New program aims to care for patients’ medical and psychological needs
The problem is the stigma associated with psychiatry
More News from Anne A. Jambora
Today’s highly specialized medical world is a double-edged sword. As doctors focus more on their field of expertise, many fail to see the whole dynamic of their patient’s life.
A cardiologist inspects the heart, the pulmonologist the lungs, and a surgeon will probably find a reason to remove a body part. Rarely do these doctors consult each other about a patient’s lingering condition. More often, when one method does not work, a patient is once again referred to another specialist.
A new program launched at the Protacio Hospital aims to care for the medical, psychological and even spiritual needs of the patient.
Called the Protacio Adult and Pediatric Neuroscience Center, it is modeled after the multi-awarded Chicago-based Alexian Brothers Health System, ranked one of the best-performing systems in the US with a staff that includes top-rated doctors. Protacio Hospital is at 484 Quirino Ave., Tambo, Parañaque City.
“We have a team that collates everything, a team that talks to each other and that will become an advocate for you. This is a collaboration and coordination of care. The sensitivity of the program is to empower you as a patient,” said Dr. Renato “Nick” de los Santos, founding director of the center.
De los Santos, a US-based neuropsychiatrist, is the medical director of the Geriatric Psychiatric Hospital Program and Kane County Forensic Psychiatry in Alexian Brothers Behavioral Health Hospital. The hospital is the first in the US to be awarded Disease Specific Care Certification in four separate psychiatric specialties, earning it the Gold Seal of Approval for healthcare quality from the Joint Commission.

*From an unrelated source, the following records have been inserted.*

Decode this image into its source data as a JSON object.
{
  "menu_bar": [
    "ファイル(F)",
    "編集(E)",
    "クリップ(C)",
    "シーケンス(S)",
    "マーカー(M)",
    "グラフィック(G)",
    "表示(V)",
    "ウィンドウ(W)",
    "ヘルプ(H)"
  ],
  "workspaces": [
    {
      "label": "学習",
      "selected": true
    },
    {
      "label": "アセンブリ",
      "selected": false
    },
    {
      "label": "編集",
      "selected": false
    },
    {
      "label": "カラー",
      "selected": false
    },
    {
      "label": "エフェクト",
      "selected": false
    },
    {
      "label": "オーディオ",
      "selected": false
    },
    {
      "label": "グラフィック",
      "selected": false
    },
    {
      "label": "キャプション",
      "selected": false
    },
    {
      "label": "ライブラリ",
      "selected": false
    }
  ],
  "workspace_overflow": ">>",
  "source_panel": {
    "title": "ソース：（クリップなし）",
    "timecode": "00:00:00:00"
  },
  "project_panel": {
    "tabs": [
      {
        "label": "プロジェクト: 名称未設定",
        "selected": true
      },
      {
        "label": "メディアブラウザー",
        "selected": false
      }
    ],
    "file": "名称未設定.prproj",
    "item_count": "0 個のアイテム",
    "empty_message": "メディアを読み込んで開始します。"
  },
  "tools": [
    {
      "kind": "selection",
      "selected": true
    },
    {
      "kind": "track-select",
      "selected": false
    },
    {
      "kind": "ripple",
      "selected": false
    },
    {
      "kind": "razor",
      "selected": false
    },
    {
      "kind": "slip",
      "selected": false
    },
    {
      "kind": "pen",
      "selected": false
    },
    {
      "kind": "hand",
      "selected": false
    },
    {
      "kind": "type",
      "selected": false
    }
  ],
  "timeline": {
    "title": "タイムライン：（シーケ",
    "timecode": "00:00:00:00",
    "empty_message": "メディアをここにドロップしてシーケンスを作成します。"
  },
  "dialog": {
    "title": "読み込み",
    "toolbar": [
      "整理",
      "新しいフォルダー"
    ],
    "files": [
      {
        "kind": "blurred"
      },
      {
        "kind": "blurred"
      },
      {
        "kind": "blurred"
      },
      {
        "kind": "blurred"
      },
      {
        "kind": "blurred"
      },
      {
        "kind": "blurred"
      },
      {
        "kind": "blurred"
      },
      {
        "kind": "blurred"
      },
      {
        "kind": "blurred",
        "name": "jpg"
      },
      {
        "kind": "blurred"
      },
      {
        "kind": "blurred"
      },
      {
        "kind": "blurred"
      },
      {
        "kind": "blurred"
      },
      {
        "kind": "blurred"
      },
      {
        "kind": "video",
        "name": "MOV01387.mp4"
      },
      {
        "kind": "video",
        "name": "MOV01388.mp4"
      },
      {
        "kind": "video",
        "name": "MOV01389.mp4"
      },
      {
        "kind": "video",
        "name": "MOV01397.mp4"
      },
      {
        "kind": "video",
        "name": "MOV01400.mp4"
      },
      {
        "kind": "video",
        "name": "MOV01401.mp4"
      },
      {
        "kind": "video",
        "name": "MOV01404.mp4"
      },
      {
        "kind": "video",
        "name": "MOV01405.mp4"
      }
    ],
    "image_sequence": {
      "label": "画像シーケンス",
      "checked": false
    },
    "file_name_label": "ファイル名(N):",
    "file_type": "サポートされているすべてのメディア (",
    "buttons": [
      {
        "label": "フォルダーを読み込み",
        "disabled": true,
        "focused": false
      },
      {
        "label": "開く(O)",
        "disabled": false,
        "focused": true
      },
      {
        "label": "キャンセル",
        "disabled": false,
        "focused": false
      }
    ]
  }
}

The neuroscience center at the Protacio Hospital is now also affiliated with the Alexian Brothers Health Systems through De los Santos and his Foundation for International Mental Health and Rehabilitation.

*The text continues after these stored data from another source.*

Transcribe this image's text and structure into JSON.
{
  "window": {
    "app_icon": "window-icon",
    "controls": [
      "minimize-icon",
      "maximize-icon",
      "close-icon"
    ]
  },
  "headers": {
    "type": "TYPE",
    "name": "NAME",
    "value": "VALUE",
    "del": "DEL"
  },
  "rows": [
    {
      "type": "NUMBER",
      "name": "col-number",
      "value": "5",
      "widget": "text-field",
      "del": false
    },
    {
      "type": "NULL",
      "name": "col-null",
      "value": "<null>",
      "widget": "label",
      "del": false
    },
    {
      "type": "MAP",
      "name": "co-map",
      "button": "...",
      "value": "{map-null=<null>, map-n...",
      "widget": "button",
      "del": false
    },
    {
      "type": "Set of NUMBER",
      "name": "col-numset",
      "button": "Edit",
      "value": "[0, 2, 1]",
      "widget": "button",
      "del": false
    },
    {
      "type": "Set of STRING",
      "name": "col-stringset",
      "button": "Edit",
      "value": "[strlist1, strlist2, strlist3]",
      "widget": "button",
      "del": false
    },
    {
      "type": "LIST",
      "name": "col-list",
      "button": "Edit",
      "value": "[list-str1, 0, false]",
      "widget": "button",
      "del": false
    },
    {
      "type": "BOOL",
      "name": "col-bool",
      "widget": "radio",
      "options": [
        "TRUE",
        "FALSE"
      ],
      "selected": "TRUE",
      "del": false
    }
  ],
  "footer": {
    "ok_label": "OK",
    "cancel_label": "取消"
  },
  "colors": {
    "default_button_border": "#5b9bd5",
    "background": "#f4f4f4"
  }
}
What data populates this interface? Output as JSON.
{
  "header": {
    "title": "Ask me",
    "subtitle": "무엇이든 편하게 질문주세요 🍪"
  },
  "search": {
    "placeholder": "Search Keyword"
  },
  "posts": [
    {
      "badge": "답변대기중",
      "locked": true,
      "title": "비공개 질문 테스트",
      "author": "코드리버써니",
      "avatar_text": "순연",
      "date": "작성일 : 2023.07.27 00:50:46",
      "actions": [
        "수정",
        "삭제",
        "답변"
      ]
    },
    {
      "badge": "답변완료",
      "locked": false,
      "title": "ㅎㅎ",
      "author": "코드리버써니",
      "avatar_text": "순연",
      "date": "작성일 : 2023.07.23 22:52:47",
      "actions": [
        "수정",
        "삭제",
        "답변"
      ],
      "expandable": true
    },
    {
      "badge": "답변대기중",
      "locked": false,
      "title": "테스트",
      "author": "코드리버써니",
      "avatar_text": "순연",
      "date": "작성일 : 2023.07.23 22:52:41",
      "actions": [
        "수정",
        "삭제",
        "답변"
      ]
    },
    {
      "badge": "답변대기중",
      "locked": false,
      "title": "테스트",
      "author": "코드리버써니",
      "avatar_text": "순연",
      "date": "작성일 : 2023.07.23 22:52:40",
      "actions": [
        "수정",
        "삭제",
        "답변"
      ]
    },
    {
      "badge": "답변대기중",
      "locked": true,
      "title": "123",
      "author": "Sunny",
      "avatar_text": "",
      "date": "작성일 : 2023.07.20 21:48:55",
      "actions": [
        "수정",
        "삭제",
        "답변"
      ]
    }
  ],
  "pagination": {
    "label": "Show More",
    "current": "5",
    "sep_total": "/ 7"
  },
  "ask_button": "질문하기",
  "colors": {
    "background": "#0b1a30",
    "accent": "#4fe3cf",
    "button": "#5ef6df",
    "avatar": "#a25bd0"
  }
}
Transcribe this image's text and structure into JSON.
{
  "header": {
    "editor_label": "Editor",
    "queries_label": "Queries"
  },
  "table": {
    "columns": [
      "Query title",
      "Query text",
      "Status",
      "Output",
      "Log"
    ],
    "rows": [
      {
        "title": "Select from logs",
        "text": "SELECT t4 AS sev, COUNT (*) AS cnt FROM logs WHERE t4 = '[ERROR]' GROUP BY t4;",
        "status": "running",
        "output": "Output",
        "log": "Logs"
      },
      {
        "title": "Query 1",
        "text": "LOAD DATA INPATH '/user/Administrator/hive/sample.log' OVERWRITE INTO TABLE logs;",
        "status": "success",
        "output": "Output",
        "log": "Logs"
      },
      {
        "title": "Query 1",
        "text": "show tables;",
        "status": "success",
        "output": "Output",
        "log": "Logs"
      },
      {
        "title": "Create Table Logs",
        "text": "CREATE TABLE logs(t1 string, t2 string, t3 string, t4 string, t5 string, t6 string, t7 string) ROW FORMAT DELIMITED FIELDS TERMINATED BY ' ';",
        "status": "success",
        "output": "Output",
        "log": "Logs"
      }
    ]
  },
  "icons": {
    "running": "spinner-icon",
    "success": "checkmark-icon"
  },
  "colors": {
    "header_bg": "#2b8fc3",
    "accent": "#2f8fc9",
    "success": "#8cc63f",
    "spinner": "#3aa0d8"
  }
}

Aside from imparting his 28-year experience in the medical field to the neuroscience center, De los Santos ensures it is at par with world-class standards.
The neuroscience center creates a comprehensive program that involves the medical doctor, neurologist, psychiatrist, psychologist and social worker to coordinate the care of neurological and behavioral problems as well as the medical concerns of patients.
Neurological disorders include the autism spectrum disorder, ADHD, learning disability, children with separation anxiety or have truancy in school, and depression.
Because a lot of these disorders also have manifested behavioral or psychiatric symptoms, there is also a need to address this issue. The problem, said De los Santos, is the stigma associated with psychiatry. Many Filipinos are still not comfortable with the idea of seeing a psychiatrist.
He estimates about 90 percent of Filipinos with neurological disorders, especially those that carry psychiatric symptoms, are not diagnosed because they tend to shy away from treatment. It’s a cultural thing, De los Santos added, citing how Filipinos like to dismiss, say, forgetfulness, as part of growing old. Alzheimer’s dementia, for instance, is often shrugged off as part of aging even though it’s not.
Unlike in Western culture where senior citizens are still recognized as active members of a community, there is an attitude of resignation about aging in the Philippines. The elderly are placed at the sideline.
And that’s a shame, he added, because many of these disorders are actually treatable—some even curable such as dementia secondary to a low functioning thyroid or vitamin B12 deficiency. De los Santos said if doctors identify early on a neurological disorder, there are treatments to slow down the progression.
ADHD, for instance, will persist into adulthood if left untreated. He said most people with ADHD have high IQs but are underachievers because they have poor attention spans.
“Psychiatry is difficult to appreciate because you cannot show something concrete. There’s nothing to show when you do a CAT scan as these are based on manifest symptoms. We have not identified the specific genes or chromosome, but neurological disorders cluster around the families.
“Neurological disorder is not necessarily related to mental illness. This new program can educate, access and diagnose, and treat and rehabilitate patients,” he said.
The approach will also involve the family, so they would know how to cope with someone afflicted with a neurological disorder.